Mr. Watson said at the time that the impersonator was Samir Rao, the company’s chief operating officer. He repeated that in his email to investors last month, adding that Mr. Rao was no longer with the company. Mr. Rao has not replied to requests for comment.
Since announcing that it was shutting down, Ozy has taken steps toward a return, sending out an emailed newsletter on the day’s news to subscribers. In the email to investors, Mr. Watson said Ozy had made mistakes but was hoping to make a full return next year. He added that the company had more than $10 million in cash.
Mr. Watson and Mr. Rao founded Ozy in 2013, with financial support from high-profile investors including Laurene Powell Jobs. They billed Ozy as a new-wave media company focused on “the new and the next,” and it produced a general interest website, podcasts, talk shows, documentary videos and festivals.
Goldman Sachs walked away from its potential investment in Ozy after it discovered that it had been misled during the conference call, which took place in February. Goldman Sachs alerted YouTube’s security team. Google, the owner of YouTube, contacted federal authorities, two people with knowledge of the matter said.

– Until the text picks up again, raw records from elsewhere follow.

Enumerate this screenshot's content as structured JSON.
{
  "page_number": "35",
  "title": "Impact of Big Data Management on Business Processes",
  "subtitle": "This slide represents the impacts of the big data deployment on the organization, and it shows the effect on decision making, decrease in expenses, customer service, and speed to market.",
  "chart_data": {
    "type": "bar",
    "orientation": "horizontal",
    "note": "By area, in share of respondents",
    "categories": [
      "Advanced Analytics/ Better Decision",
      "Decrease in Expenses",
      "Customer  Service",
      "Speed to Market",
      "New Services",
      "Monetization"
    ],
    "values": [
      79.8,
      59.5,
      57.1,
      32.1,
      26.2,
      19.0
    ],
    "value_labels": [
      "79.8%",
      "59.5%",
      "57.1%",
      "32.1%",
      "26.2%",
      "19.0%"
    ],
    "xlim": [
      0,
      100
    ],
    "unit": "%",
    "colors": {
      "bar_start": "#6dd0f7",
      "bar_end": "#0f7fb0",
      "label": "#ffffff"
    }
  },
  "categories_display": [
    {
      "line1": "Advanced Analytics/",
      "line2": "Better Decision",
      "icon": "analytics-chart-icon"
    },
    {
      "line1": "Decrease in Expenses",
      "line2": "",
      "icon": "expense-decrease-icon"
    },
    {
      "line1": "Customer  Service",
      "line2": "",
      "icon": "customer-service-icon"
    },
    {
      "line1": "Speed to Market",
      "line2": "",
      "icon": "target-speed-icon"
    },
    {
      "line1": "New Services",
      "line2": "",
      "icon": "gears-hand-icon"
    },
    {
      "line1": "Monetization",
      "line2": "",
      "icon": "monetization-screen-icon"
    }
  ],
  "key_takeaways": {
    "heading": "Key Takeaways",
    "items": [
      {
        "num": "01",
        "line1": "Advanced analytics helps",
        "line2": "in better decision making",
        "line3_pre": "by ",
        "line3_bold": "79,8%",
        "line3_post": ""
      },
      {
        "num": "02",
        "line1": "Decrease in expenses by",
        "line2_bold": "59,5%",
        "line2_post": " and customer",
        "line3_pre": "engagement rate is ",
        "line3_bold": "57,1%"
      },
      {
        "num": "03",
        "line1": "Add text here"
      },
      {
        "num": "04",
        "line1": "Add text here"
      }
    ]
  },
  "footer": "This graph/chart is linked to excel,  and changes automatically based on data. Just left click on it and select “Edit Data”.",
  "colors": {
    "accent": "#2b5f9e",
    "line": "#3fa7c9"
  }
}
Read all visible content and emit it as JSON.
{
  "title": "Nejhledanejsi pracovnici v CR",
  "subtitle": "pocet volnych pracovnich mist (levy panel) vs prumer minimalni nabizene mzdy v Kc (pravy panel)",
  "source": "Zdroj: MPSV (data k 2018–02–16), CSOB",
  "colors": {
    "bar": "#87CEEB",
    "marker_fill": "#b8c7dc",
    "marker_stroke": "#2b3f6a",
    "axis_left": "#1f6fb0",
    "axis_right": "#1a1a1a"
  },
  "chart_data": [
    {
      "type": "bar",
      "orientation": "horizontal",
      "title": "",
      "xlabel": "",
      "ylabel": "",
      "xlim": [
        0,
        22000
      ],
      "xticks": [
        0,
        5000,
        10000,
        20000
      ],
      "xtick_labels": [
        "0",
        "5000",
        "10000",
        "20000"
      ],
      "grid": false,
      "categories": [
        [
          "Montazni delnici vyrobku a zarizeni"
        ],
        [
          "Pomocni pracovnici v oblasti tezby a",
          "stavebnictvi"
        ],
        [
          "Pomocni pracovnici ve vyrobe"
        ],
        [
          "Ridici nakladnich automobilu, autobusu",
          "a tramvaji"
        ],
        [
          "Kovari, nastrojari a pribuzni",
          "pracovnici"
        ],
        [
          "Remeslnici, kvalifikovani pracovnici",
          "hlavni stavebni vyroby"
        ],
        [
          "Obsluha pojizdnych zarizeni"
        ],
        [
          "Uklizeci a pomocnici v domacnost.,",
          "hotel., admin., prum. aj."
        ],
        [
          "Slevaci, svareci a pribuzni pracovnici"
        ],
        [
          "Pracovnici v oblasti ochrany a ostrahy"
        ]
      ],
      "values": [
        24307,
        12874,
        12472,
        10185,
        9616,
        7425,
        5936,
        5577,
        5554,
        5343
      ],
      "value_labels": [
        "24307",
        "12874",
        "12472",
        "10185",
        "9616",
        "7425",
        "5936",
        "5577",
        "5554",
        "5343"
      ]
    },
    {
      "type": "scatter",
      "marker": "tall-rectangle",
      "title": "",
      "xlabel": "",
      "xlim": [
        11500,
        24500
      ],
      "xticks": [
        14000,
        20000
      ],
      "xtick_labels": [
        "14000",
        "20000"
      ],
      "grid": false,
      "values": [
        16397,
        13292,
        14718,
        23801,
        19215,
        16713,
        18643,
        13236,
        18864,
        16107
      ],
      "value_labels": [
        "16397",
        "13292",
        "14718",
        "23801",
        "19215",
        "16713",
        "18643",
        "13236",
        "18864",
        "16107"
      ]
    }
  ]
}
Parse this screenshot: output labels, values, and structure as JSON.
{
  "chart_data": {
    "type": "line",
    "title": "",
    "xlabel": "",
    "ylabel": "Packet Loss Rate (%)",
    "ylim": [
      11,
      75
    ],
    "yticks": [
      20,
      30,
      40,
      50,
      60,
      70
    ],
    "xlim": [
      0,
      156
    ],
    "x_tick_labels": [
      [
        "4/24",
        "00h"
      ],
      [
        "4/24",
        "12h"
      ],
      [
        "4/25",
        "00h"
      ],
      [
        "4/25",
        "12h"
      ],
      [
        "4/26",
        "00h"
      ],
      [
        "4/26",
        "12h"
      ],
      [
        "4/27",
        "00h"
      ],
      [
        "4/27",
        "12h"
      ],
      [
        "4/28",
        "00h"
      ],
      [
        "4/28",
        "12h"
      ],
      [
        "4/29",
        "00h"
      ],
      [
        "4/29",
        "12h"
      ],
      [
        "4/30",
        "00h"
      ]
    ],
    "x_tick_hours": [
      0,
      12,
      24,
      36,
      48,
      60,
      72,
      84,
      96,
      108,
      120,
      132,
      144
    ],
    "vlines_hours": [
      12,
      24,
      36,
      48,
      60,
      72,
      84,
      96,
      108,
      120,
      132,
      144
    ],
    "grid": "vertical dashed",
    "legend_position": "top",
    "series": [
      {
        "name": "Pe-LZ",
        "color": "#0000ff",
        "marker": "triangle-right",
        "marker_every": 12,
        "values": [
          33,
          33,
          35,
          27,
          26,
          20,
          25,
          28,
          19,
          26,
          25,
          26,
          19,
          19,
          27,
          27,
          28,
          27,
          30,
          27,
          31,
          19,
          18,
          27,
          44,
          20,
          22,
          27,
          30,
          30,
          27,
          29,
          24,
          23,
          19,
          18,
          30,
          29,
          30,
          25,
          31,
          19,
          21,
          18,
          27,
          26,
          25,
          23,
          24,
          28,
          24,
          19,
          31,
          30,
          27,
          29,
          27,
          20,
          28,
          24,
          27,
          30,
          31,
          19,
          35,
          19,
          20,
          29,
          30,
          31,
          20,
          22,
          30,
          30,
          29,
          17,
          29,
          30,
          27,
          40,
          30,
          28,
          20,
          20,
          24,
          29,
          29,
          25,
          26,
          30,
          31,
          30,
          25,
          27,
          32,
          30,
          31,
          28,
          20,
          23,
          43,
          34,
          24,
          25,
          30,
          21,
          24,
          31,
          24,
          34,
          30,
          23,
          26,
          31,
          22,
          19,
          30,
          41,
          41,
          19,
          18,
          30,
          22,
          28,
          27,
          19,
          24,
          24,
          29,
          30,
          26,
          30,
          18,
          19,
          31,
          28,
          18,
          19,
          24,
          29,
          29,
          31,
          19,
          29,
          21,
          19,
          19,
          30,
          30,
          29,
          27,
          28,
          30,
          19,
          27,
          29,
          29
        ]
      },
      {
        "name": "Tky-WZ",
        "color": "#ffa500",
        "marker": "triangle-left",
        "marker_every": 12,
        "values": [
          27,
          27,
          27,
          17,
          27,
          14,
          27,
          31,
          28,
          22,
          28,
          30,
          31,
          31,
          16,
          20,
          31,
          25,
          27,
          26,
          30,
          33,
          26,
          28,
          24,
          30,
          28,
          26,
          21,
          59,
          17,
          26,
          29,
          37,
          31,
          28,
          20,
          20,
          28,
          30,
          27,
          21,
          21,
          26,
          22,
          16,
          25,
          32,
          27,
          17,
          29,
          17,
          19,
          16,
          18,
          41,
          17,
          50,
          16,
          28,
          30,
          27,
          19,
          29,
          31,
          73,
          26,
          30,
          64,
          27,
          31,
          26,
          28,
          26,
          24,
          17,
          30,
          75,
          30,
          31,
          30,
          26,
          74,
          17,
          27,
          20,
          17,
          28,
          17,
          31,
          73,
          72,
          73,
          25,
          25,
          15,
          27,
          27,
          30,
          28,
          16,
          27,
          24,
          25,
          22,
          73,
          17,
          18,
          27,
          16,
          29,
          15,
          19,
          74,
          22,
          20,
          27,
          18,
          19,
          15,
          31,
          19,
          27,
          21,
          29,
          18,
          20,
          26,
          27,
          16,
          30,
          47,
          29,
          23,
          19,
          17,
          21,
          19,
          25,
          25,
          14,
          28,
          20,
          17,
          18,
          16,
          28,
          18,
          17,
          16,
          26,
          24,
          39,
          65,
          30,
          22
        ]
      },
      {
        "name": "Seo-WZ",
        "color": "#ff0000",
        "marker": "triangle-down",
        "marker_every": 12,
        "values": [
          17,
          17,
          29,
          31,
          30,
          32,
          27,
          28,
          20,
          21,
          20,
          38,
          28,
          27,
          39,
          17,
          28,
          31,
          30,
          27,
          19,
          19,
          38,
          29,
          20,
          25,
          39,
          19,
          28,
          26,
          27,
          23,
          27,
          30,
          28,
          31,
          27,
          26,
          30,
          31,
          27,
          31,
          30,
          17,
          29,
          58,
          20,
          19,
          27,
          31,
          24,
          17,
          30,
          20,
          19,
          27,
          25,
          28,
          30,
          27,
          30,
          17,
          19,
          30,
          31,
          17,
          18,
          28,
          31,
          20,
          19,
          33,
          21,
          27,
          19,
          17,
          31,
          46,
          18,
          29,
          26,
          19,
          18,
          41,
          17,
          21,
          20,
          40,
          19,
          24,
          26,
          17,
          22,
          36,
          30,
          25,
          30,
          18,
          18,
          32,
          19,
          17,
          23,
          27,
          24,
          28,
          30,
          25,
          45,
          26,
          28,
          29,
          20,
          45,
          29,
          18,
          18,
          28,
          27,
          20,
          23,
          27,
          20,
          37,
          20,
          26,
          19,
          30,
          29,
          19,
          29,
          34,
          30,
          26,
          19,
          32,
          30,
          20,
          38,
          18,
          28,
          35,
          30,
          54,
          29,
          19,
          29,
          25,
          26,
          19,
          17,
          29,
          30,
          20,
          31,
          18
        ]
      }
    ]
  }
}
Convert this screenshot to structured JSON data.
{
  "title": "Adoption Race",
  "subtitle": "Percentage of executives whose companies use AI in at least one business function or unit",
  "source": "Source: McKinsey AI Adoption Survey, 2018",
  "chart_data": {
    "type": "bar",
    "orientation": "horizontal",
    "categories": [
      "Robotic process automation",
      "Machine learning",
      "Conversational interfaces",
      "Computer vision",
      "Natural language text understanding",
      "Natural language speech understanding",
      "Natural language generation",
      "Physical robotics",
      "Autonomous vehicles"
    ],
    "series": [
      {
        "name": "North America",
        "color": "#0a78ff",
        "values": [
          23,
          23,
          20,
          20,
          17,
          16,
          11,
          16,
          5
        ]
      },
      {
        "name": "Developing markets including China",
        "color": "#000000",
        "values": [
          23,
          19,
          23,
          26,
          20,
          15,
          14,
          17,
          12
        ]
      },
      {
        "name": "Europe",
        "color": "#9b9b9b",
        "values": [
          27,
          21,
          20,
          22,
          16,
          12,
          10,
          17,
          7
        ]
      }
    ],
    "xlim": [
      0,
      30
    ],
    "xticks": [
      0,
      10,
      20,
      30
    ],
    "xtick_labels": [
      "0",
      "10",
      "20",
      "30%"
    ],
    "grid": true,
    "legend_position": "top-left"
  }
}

An investor in Ozy, LifeLine Legacy Holdings, a fund management company in Beverly Hills, Calif., sued Ozy last month, accusing it of “fraudulent conduct.” The suit said LifeLine had put $2.25 million into the company after Ozy’s executives said Goldman Sachs and Google planned to invest. Neither company made an investment in Ozy. Goldman Sachs and Google declined to comment.
Mr. Watson said in his email to investors that Ozy was “taking a very deliberate approach with the media going forward” in the belief that “it is best not to aggravate social media activity by responding to any and all inquiries designed to provoke additional rounds of coverage.”